Bıyık altından gülümsedi Murat. Aynı şeyi yaptığı günler geldi gözünün önüne. Henüz on yıl bile olmamıştı. O zamanlar futbolcu ya da bazı çizgi film karakterlerinin tasolarını ve kartlarını toplarlardı. Şimdilerde ise çocuklar Pokemon denen bir şeyle fazlasıyla ilgiliydiler. Tasoları, oyuncakları, gameboy oyunları, tişörtleri... Nerdeyse her yerde mutlaka birkaç Pokemon ürünü çıkıyordu artık karşınıza. Hatta kendisi de eski gameboyu için bir oyun almıştı. Fena de değildi hani. Yeşil ekranda beliren pokemonlar her ne kadar sadece siyah ve yeşil bir zeminde oyun imkânı sunsa da ele sığan bir aletten daha fazlasını yapmasını kimse bekleyemezdi haliyle. Gerçi renkli versiyonunun da çıkacağını duymuştu ama pek ihtimal vermemişti.

"Asla değişmeyecek bir döngü bu" diye düşündü.
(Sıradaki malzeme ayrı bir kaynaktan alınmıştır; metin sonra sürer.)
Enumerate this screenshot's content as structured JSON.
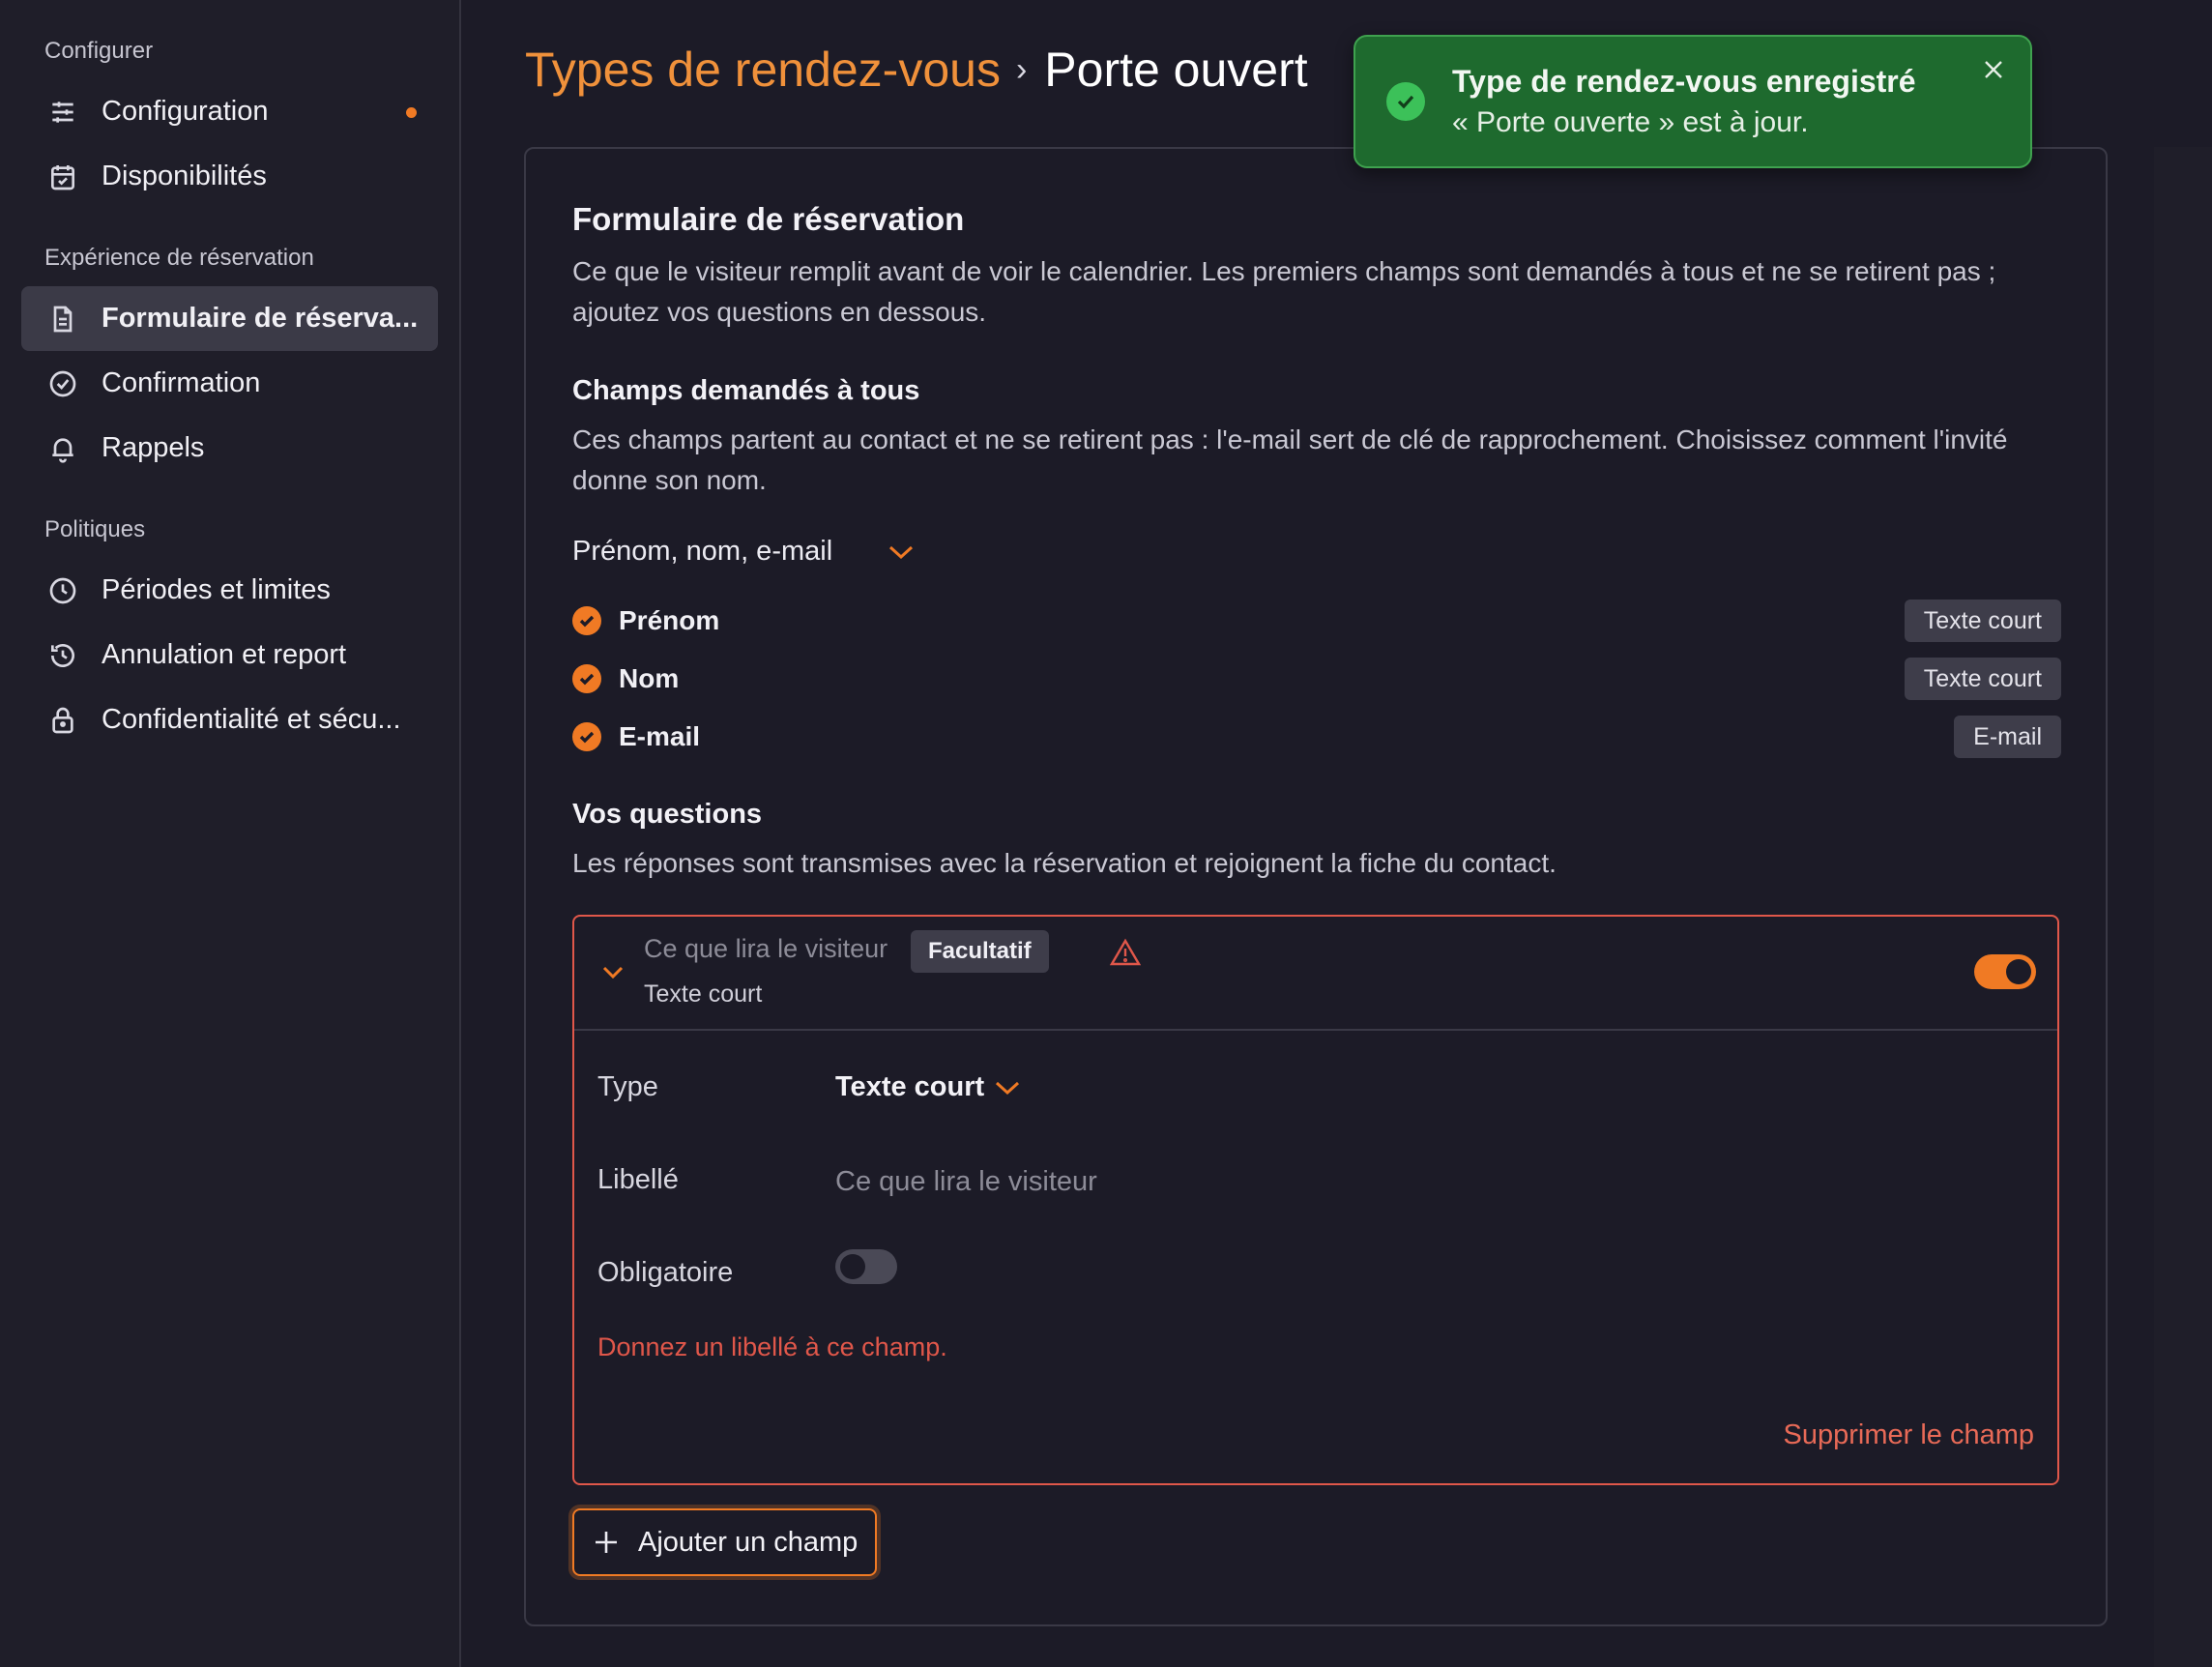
{
  "sidebar": {
    "sections": [
      {
        "label": "Configurer",
        "items": [
          {
            "label": "Configuration",
            "icon": "sliders-icon",
            "dot": true
          },
          {
            "label": "Disponibilités",
            "icon": "calendar-check-icon"
          }
        ]
      },
      {
        "label": "Expérience de réservation",
        "items": [
          {
            "label": "Formulaire de réserva...",
            "icon": "document-icon",
            "active": true
          },
          {
            "label": "Confirmation",
            "icon": "check-circle-icon"
          },
          {
            "label": "Rappels",
            "icon": "bell-icon"
          }
        ]
      },
      {
        "label": "Politiques",
        "items": [
          {
            "label": "Périodes et limites",
            "icon": "clock-icon"
          },
          {
            "label": "Annulation et report",
            "icon": "history-icon"
          },
          {
            "label": "Confidentialité et sécu...",
            "icon": "lock-icon"
          }
        ]
      }
    ]
  },
  "breadcrumb": {
    "parent": "Types de rendez-vous",
    "separator": "›",
    "current": "Porte ouvert"
  },
  "toast": {
    "title": "Type de rendez-vous enregistré",
    "message": "« Porte ouverte » est à jour.",
    "icon": "check-circle-icon",
    "close_icon": "close-icon"
  },
  "form": {
    "title": "Formulaire de réservation",
    "description": "Ce que le visiteur remplit avant de voir le calendrier. Les premiers champs sont demandés à tous et ne se retirent pas ; ajoutez vos questions en dessous.",
    "required_fields": {
      "title": "Champs demandés à tous",
      "description": "Ces champs partent au contact et ne se retirent pas : l'e-mail sert de clé de rapprochement. Choisissez comment l'invité donne son nom.",
      "name_mode": "Prénom, nom, e-mail",
      "fields": [
        {
          "label": "Prénom",
          "type": "Texte court"
        },
        {
          "label": "Nom",
          "type": "Texte court"
        },
        {
          "label": "E-mail",
          "type": "E-mail"
        }
      ]
    },
    "questions": {
      "title": "Vos questions",
      "description": "Les réponses sont transmises avec la réservation et rejoignent la fiche du contact.",
      "item": {
        "label_placeholder": "Ce que lira le visiteur",
        "badge": "Facultatif",
        "type_summary": "Texte court",
        "enabled": true,
        "type_label": "Type",
        "type_value": "Texte court",
        "libelle_label": "Libellé",
        "libelle_value": "",
        "libelle_placeholder": "Ce que lira le visiteur",
        "required_label": "Obligatoire",
        "required": false,
        "error": "Donnez un libellé à ce champ.",
        "delete_label": "Supprimer le champ"
      },
      "add_label": "Ajouter un champ"
    }
  },
  "colors": {
    "accent": "#f07a24",
    "error": "#e0574a",
    "success": "#1e6a2e"
  }
}
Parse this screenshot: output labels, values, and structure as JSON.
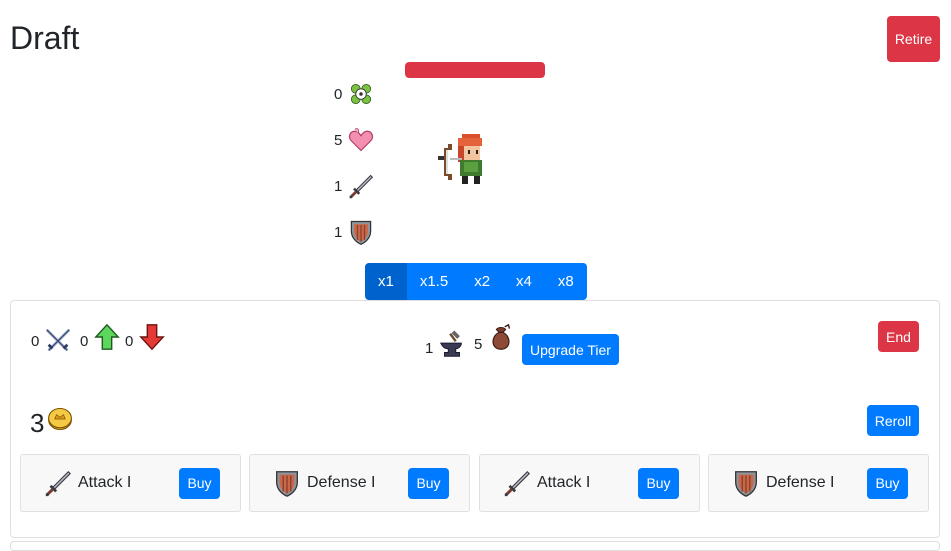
{
  "header": {
    "title": "Draft",
    "retire_label": "Retire"
  },
  "hero": {
    "hp_fraction": 1.0,
    "hp_color": "#dc3545",
    "stats": [
      {
        "name": "luck",
        "icon": "clover-icon",
        "value": "0"
      },
      {
        "name": "health",
        "icon": "heart-icon",
        "value": "5"
      },
      {
        "name": "attack",
        "icon": "sword-icon",
        "value": "1"
      },
      {
        "name": "defense",
        "icon": "shield-icon",
        "value": "1"
      }
    ]
  },
  "speed": {
    "options": [
      "x1",
      "x1.5",
      "x2",
      "x4",
      "x8"
    ],
    "selected": "x1"
  },
  "shop": {
    "battle_stats": [
      {
        "icon": "crossed-swords-icon",
        "value": "0"
      },
      {
        "icon": "up-arrow-icon",
        "value": "0"
      },
      {
        "icon": "down-arrow-icon",
        "value": "0"
      }
    ],
    "tier": {
      "anvil_value": "1",
      "bag_value": "5"
    },
    "upgrade_label": "Upgrade Tier",
    "end_label": "End",
    "gold": "3",
    "reroll_label": "Reroll",
    "items": [
      {
        "icon": "sword-icon",
        "name": "Attack I",
        "buy_label": "Buy"
      },
      {
        "icon": "shield-icon",
        "name": "Defense I",
        "buy_label": "Buy"
      },
      {
        "icon": "sword-icon",
        "name": "Attack I",
        "buy_label": "Buy"
      },
      {
        "icon": "shield-icon",
        "name": "Defense I",
        "buy_label": "Buy"
      }
    ]
  },
  "colors": {
    "primary": "#007bff",
    "primary_active": "#0062cc",
    "danger": "#dc3545"
  }
}
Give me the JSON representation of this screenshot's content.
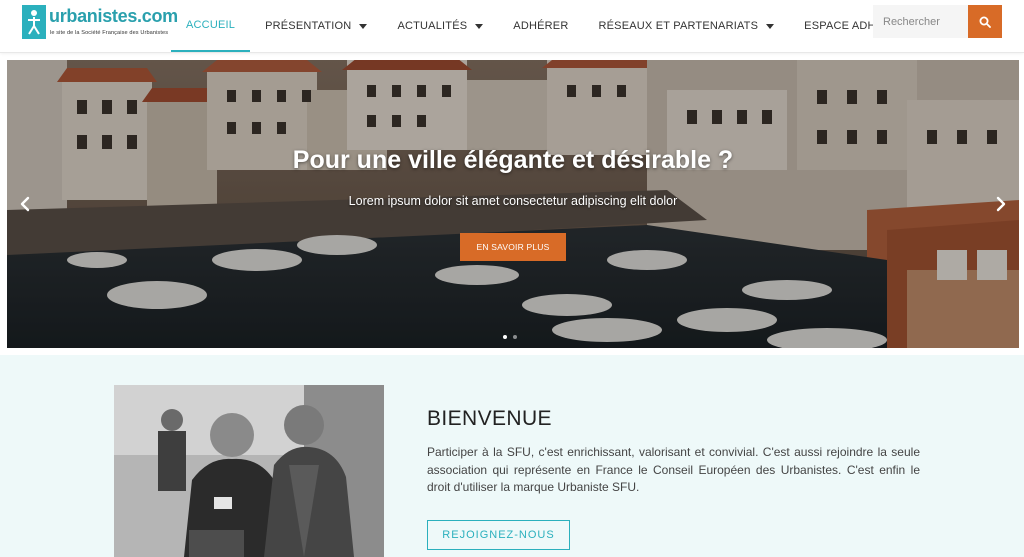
{
  "logo": {
    "brand": "urbanistes.com",
    "tagline": "le site de la Société Française des Urbanistes"
  },
  "nav": {
    "items": [
      {
        "label": "ACCUEIL",
        "active": true,
        "dropdown": false
      },
      {
        "label": "PRÉSENTATION",
        "active": false,
        "dropdown": true
      },
      {
        "label": "ACTUALITÉS",
        "active": false,
        "dropdown": true
      },
      {
        "label": "ADHÉRER",
        "active": false,
        "dropdown": false
      },
      {
        "label": "RÉSEAUX ET PARTENARIATS",
        "active": false,
        "dropdown": true
      },
      {
        "label": "ESPACE ADHÉRENT",
        "active": false,
        "dropdown": true
      }
    ]
  },
  "search": {
    "placeholder": "Rechercher",
    "icon": "search-icon"
  },
  "hero": {
    "title": "Pour une ville élégante et désirable ?",
    "subtitle": "Lorem ipsum dolor sit amet consectetur adipiscing elit dolor",
    "button_label": "EN SAVOIR PLUS",
    "prev_icon": "chevron-left-icon",
    "next_icon": "chevron-right-icon",
    "slide_count": 2,
    "active_slide": 1
  },
  "welcome": {
    "title": "BIENVENUE",
    "text": "Participer à la SFU, c'est enrichissant, valorisant et convivial. C'est aussi rejoindre la seule association qui représente en France le Conseil Européen des Urbanistes. C'est enfin le droit d'utiliser la marque Urbaniste SFU.",
    "button_label": "REJOIGNEZ-NOUS"
  },
  "colors": {
    "accent_teal": "#2bb0bd",
    "accent_orange": "#d86b27",
    "section_bg": "#eef9f9"
  }
}
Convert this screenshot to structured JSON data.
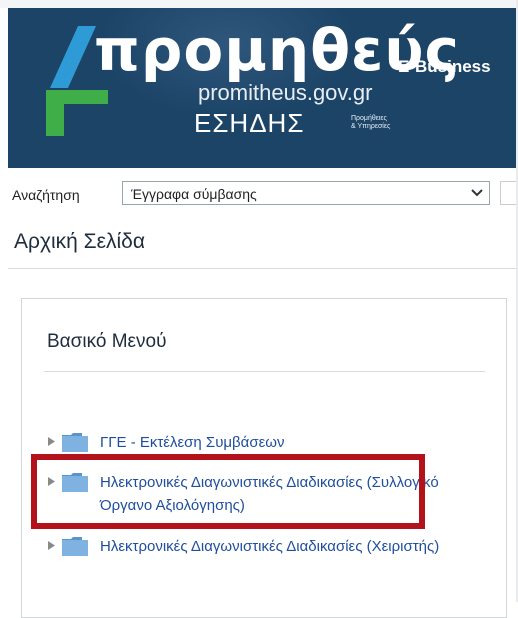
{
  "header": {
    "logo_word": "προμηθεύς",
    "logo_domain": "promitheus.gov.gr",
    "logo_org": "ΕΣΗΔΗΣ",
    "logo_sub_line1": "Προμήθειες",
    "logo_sub_line2": "& Υπηρεσίες",
    "product_label": "E-Business",
    "colors": {
      "banner": "#1c4467",
      "logo_blue": "#2f9bd6",
      "logo_green": "#3fae49"
    }
  },
  "search": {
    "label": "Αναζήτηση",
    "selected_option": "Έγγραφα σύμβασης",
    "icon": "chevron-down-icon"
  },
  "page": {
    "title": "Αρχική Σελίδα"
  },
  "menu": {
    "title": "Βασικό Μενού",
    "items": [
      {
        "label": "ΓΓΕ - Εκτέλεση Συμβάσεων",
        "icon": "folder-icon"
      },
      {
        "label": "Ηλεκτρονικές Διαγωνιστικές Διαδικασίες (Συλλογικό Όργανο Αξιολόγησης)",
        "icon": "folder-icon",
        "highlighted": true
      },
      {
        "label": "Ηλεκτρονικές Διαγωνιστικές Διαδικασίες (Χειριστής)",
        "icon": "folder-icon"
      }
    ],
    "colors": {
      "link": "#1f4e9d",
      "highlight": "#b3121a",
      "folder": "#6fa8dc"
    }
  }
}
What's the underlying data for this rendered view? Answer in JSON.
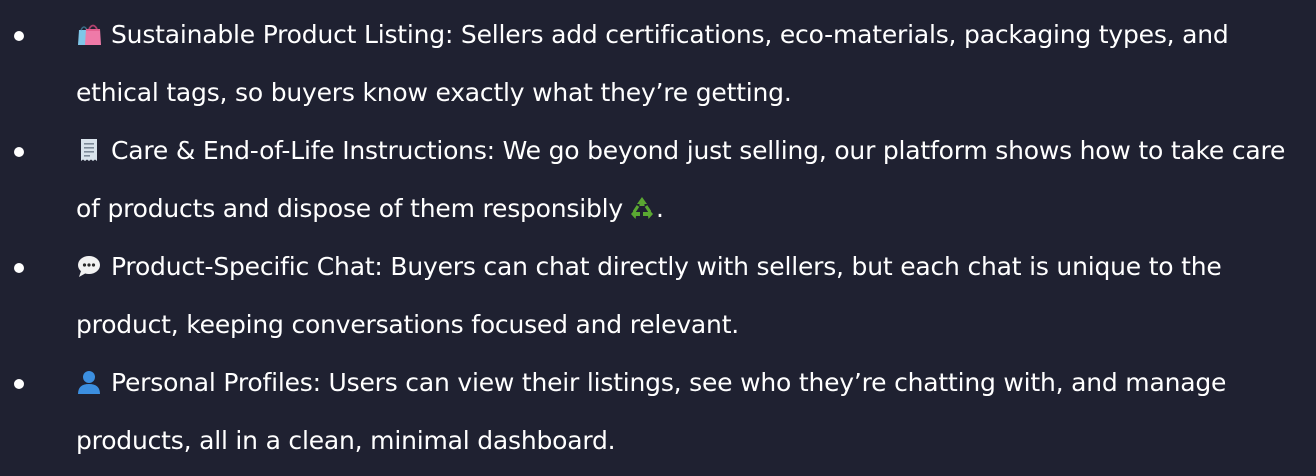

Kim bilir birkaç yıl sonra cipslerin içinden neyin tasosu çıkacaktı? Kim bilir yıllar sonra hangi oyunlar gameboy veya ateri salonlarında oynanmaya devam edecekti?

Yüzünden tatlı ama aslında baygın bir gülümsemeyle geçip gitti o çocukların yanından. Giderken büfe sahibinin hiddetle bağırdığını duydu. Sattığı ürünlerin teker teker ezilircesine sıkıştırılmasından memnun olmadığı baya belli oluyordu.

Derin bir nefes daha çekti Murat. Hava neredeyse sahiden de ısınmaya başlamıştı. Yüzü buruştu sonra. Zira günlerdir gelecek fırtına için televizyonlarda sürekli uyarılar yapılıyordu. Yanılmış olmalılar diye düşündü. Hava pek de öyle büyük bir fırtınayı biriktiriyor gibi durmuyordu.

Dakikalar boyu yürüdükten sonra nihayet otobüs durağına vardı. Gerçi yürüyerek de eve dönebilirdi ama bir yarım saat daha yol yürümek gözüne biraz fazla gereksiz göründü. Bir an önce evde olmayı istiyordu. Önce anne ve babasına Elif'e aldığı yüzüğü gösterecek sonra da en yakın dostu Uğur ile buluşacaktı.

Otobüs durağında tek başına beklerken birkaç dakika daha geçti. Hala ufukta bir araç görünmüyordu. Saatine baktı. Kaç dakikada bir geliyordu ki otobüs? Kim bilebilirdi ki? Hiçbir zaman çok da dakik oldukları söylenemezdi otobüslerin.